There are OAB treatments available to help control and manage symptoms, such as:

1. Pelvic floor muscle exercises
This exercise is used to strengthen the pelvic floor muscles, making it easier to control the bladder. This exercise can be done by squeezing the pelvic floor muscles, and holding them for 3 seconds. Ten repetitions should be done everyday for the best results.

2. Incontinence Pads
Using incontinence pads is a good way to manage an overactive bladder. They work well because they absorb 8 or more ounces of urine in the pad keeping it off your skin. They block odors and are disposable.

3. Bladder injections
There are a few different types of interventional therapies that could be recommended to treat an overactive bladder. Bulking material injections is one of the least effective methods used. It involves having a synthetic material injected into the tissue surrounding the urethra.
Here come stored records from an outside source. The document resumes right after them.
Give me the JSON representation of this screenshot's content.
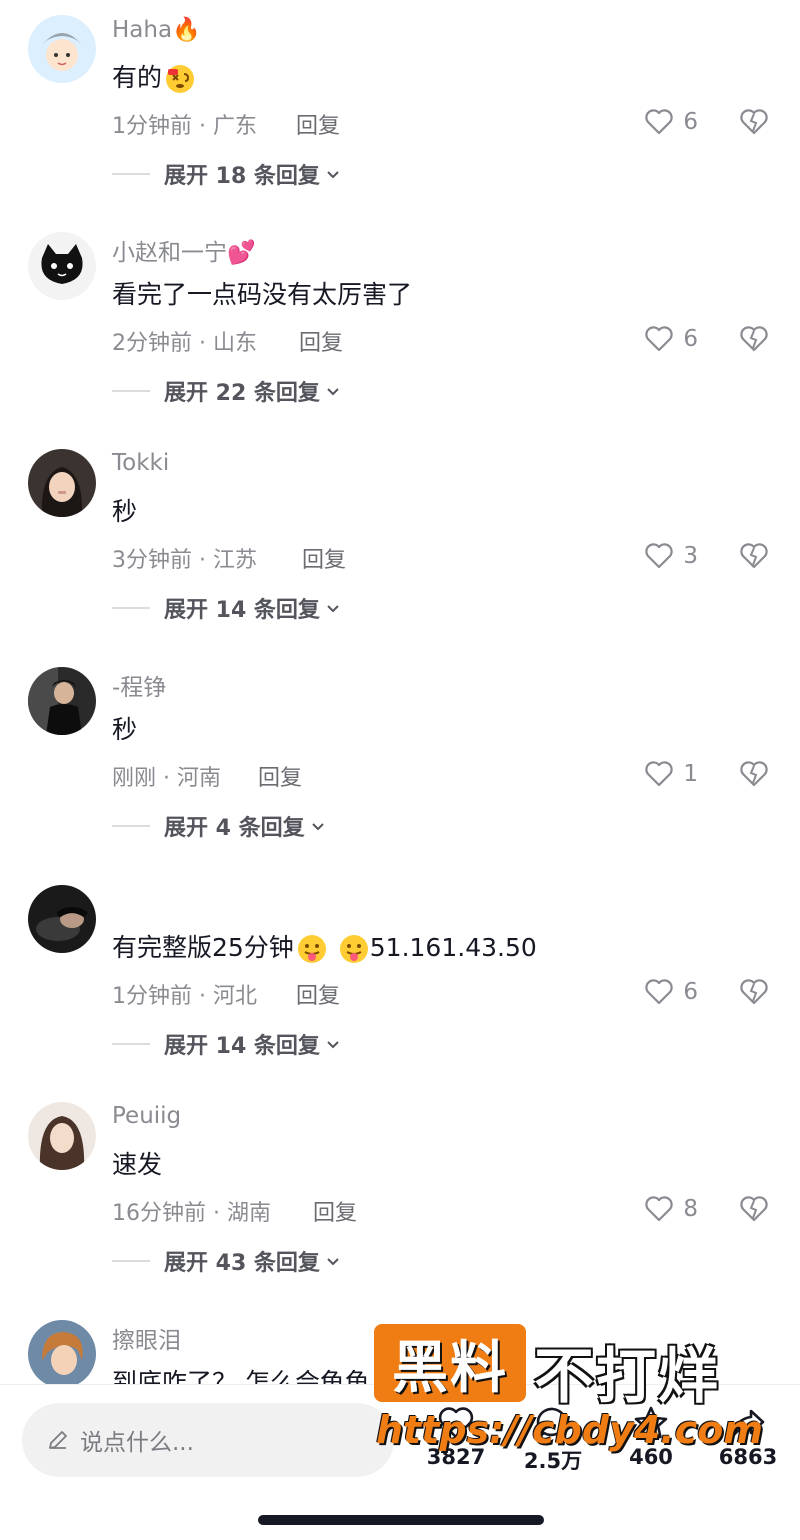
{
  "colors": {
    "accent": "#f07d14",
    "text": "#161823",
    "muted": "#8a8b91"
  },
  "comments": [
    {
      "user": "Haha",
      "user_emoji": "🔥",
      "text": "有的",
      "text_emoji": "dizzy-face",
      "time": "1分钟前 · 广东",
      "reply": "回复",
      "likes": "6",
      "expand": "展开 18 条回复"
    },
    {
      "user": "小赵和一宁",
      "user_emoji": "💕",
      "text": "看完了一点码没有太厉害了",
      "time": "2分钟前 · 山东",
      "reply": "回复",
      "likes": "6",
      "expand": "展开 22 条回复"
    },
    {
      "user": "Tokki",
      "text": "秒",
      "time": "3分钟前 · 江苏",
      "reply": "回复",
      "likes": "3",
      "expand": "展开 14 条回复"
    },
    {
      "user": "-程铮",
      "text": "秒",
      "time": "刚刚 · 河南",
      "reply": "回复",
      "likes": "1",
      "expand": "展开 4 条回复"
    },
    {
      "user": "",
      "text": "有完整版25分钟",
      "text_suffix": "51.161.43.50",
      "time": "1分钟前 · 河北",
      "reply": "回复",
      "likes": "6",
      "expand": "展开 14 条回复"
    },
    {
      "user": "Peuiig",
      "text": "速发",
      "time": "16分钟前 · 湖南",
      "reply": "回复",
      "likes": "8",
      "expand": "展开 43 条回复"
    },
    {
      "user": "擦眼泪",
      "text": "到底咋了？ 怎么会龟龟"
    }
  ],
  "bottom_bar": {
    "placeholder": "说点什么...",
    "likes_count": "3827",
    "comments_count": "2.5万",
    "favorites_count": "460",
    "shares_count": "6863"
  },
  "watermark": {
    "box_text": "黑料",
    "right_text": "不打烊",
    "url": "https://cbdy4.com"
  }
}
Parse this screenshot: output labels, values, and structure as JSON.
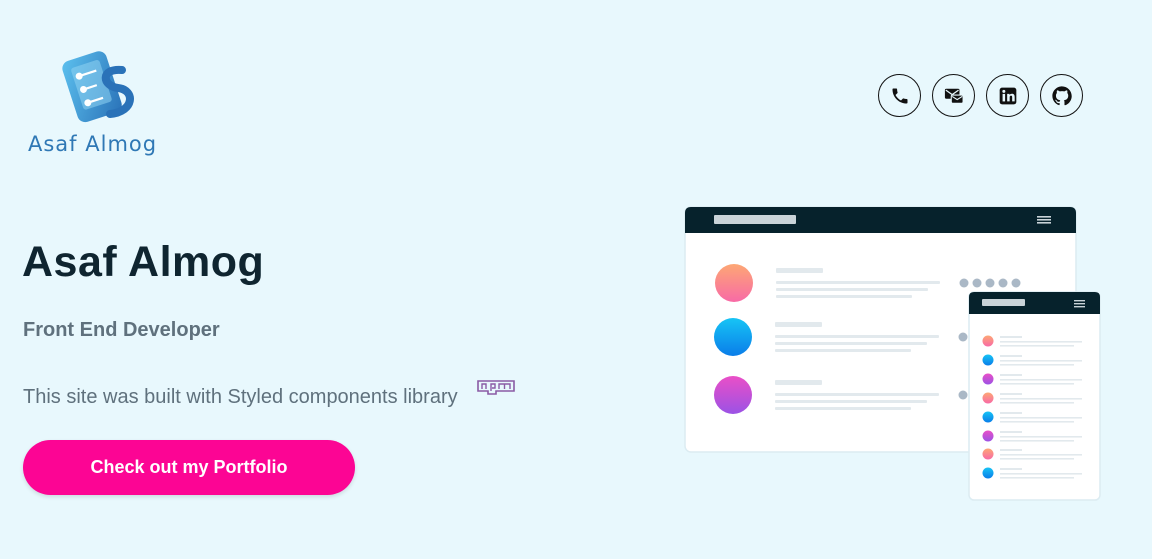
{
  "logo": {
    "text": "Asaf Almog"
  },
  "social": [
    {
      "icon": "phone-icon",
      "label": "Phone"
    },
    {
      "icon": "email-icon",
      "label": "Email"
    },
    {
      "icon": "linkedin-icon",
      "label": "LinkedIn"
    },
    {
      "icon": "github-icon",
      "label": "GitHub"
    }
  ],
  "hero": {
    "title": "Asaf Almog",
    "role": "Front End Developer",
    "description": "This site was built with Styled components library",
    "cta_label": "Check out my Portfolio"
  },
  "colors": {
    "background": "#e8f8fd",
    "cta": "#fc0594",
    "title": "#0f2530",
    "muted_text": "#5f717d",
    "logo_blue": "#2f78b5",
    "illustration_header": "#06222c"
  }
}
It helps keep the urethra closed and reduces urine leaks. Another method is having botox injected into the bladder muscles. Nerve stimulators is another option. A device is implanted under the skin sending electrical surges to the nerves surrounding the bladder.

4. OAB medications
Medications can be used to help ease the symptoms of an OAB. The medications relax the bladder stopping the urge to urinate. Anticholinergic drugs are the most common medications used to treat OAB. These drugs work by blocking a chemical in the body that is responsible for causing the bladder to contract. Oxybutynin (Ditropan XL, Oxytrol), tolterodine ( Detrol, Detrol LA), trospium (sanctura), darifenacin (Enablex), Solifenacin (Vesicare), and fesoterodine (Toviaz) are all forms of anticholinergic drugs. These medications can be taken as tablets or capsules. Oxytrol can be used in the form of a skin patch. Taking antidepressants for treatment is another option if other medications don’t work. This drug works by relaxing the bladder and reducing the urge to urinate.

5. Surgery
Surgery is usually considered an option after all other treatments have failed. Sacral nerve stimulation, Augmentation cystoplasty, and urinary diversion are all different types of surgery that could be done to treat symptoms. If no treatments work, bladder removal is an option.